Les compositions les plus difficiles ne le rebutaient jamais. Immense sur les tréteaux, Michel Bouquet aura marqué de son génie le septième art. Il a incarné avec une juste économie de gestes et à pas comptés des personnages qui par leur rectitude pouvaient paraître presque effrayants: un implacable Inspecteur Javert dans Les Misérables de Robert Hossein, un avocat corrompu par la pègre dans Borsalino de Jacques Deray, un homme trompé qui devient l’assassin de Maurice Ronet dans La Femme Infidèle de Claude Chabrol, un détective privé obstiné tué par Jean-Paul Belmondo dans La Sirène du Mississipi de François Truffaut, un flic vengeur dans Un condé d’Yves Boisset…
S’il n’hésitait pas à reconnaître qu’il préférait la scène au cinéma, Michel Bouquet aura quand même tourné dans plus d’une centaine de films, remportant deux César pour Comment j’ai tué mon père (2002) et Le promeneur du Champ-de-Mars (2006).

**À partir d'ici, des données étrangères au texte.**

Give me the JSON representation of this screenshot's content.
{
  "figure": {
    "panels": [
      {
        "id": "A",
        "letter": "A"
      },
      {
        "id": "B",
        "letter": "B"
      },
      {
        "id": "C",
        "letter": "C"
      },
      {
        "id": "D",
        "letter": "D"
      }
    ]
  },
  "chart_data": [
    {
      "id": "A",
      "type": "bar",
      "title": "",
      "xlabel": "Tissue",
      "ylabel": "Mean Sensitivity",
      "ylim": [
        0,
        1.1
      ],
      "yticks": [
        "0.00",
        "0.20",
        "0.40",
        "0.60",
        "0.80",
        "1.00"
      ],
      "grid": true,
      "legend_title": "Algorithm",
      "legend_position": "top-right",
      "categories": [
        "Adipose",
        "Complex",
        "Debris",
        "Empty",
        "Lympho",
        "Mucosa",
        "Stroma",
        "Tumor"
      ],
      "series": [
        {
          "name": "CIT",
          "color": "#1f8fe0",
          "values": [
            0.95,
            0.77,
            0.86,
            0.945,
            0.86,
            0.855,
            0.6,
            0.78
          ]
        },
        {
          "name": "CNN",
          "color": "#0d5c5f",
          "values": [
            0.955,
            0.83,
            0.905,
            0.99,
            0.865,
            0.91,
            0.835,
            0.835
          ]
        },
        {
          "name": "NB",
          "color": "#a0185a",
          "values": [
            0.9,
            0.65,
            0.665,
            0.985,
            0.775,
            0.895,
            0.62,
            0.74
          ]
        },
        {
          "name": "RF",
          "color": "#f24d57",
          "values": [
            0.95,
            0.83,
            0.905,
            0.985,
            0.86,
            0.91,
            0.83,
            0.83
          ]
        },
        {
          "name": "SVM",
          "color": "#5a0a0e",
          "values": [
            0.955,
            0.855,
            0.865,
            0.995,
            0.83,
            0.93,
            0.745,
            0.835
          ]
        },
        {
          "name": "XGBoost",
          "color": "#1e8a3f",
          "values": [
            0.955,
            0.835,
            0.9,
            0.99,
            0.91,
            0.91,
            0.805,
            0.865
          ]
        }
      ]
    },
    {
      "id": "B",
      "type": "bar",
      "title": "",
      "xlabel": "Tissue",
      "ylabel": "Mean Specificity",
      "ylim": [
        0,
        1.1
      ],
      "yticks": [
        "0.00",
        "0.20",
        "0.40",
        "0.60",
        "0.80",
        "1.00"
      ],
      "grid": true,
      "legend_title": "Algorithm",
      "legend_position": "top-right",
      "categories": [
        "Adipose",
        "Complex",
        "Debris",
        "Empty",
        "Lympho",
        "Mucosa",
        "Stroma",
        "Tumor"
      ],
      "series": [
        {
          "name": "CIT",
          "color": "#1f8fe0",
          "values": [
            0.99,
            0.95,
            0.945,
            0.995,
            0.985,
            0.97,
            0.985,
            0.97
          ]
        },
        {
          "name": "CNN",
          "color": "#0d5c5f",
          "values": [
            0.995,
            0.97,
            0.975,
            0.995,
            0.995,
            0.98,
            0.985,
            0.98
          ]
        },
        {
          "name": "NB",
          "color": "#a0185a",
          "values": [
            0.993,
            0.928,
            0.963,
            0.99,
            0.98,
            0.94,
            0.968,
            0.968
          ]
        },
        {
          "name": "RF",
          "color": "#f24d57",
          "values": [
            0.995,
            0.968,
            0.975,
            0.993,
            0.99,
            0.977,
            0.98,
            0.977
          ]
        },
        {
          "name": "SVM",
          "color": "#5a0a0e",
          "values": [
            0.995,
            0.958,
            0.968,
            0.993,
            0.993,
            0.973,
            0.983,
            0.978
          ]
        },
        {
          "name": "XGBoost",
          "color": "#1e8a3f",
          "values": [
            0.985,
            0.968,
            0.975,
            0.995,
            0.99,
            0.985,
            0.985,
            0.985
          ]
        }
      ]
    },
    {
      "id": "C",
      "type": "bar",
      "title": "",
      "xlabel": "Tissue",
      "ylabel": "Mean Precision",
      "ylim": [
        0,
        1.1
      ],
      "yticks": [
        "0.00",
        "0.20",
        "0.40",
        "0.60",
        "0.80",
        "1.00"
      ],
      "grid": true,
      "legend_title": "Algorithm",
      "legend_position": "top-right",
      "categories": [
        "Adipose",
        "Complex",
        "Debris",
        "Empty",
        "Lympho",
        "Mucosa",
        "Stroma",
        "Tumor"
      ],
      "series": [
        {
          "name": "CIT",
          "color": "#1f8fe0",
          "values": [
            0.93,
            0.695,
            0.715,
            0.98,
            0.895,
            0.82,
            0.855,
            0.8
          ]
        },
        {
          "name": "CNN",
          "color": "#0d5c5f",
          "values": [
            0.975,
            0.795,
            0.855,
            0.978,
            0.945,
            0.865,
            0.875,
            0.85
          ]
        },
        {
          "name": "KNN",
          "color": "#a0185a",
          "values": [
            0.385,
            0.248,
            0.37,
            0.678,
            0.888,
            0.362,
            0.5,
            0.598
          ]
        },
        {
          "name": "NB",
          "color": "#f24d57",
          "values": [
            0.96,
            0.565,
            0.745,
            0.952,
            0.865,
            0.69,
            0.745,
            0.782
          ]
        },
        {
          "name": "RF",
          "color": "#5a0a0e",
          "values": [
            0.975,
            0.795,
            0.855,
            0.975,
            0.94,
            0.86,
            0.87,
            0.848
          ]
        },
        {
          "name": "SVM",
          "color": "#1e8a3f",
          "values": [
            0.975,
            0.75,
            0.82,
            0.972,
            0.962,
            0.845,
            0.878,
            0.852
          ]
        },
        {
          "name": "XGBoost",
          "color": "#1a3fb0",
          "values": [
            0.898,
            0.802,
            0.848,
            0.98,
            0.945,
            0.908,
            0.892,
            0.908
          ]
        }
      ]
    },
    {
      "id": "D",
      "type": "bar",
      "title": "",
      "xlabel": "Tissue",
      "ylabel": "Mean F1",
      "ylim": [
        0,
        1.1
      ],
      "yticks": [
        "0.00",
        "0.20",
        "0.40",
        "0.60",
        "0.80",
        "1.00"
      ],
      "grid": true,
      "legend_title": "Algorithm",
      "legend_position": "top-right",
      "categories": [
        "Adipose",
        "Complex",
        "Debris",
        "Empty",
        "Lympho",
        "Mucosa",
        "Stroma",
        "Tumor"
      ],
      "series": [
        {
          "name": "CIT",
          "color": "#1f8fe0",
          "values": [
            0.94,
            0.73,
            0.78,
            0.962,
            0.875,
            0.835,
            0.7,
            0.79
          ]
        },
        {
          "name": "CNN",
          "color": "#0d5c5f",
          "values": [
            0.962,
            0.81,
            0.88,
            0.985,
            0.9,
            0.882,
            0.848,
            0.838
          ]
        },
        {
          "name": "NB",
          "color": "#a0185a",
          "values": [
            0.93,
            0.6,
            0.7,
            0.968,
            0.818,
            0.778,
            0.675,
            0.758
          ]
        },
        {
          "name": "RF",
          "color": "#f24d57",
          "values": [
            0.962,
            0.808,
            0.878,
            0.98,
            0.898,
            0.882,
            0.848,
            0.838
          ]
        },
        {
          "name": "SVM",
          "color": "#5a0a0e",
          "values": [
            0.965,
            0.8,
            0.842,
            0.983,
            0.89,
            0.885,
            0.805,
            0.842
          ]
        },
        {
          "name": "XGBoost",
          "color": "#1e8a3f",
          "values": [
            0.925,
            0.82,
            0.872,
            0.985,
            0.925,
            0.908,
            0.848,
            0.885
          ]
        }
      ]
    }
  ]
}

Michel Bouquet débuta au cinéma avec méfiance, jusqu’à ce que Jean Grémillon lui offre un rôle écrit par Jean Anouilh dans Pattes Blanches en 1948. Il y interpréta Maurice, un jeune marginal qui se sert de son amante, Suzy Delair, pour se venger de son demi-frère. Avec sa maigre silhouette, son regard noir et son jeu torturé, il creva l’écran. Dans Mémoire d’acteur, il se dit «ébloui» par Jean Grémillon sans qui il n’aurait jamais poursuivi l’aventure du cinéma. Michel Bouquet n’a jamais oublié: «Il avait une connaissance phénoménale de l’histoire, (…) osait des synthèses saisissantes avec une puissance d’évocation digne de Shakespeare (…). J’avais vingt ans. J’étais quasi analphabète. Fréquenter Jean Grémillon a été un déclic décisif. Je me suis dit : »il faut maintenant que tu te cultives (..) que tu essaies d’être moins sot, de comprendre le monde toi aussi ! »»
Avec Claude Chabrol qu’il considérait comme «son révélateur», Michel Bouquet tourne six films. Dans La femme infidèle, écrit spécialement pour lui, il joue le bourgeois assassin et devient l’archétype du héros chabrolien. «D’une certaine façon, il jouait à ma place, me manipulait. Mais admirablement. Voilà un grand directeur d’acteur! Rien qu’avec sa caméra, il apportait de l’intensité à mon interprétation», confiait-il au sujet du réalisateur devenu son ami.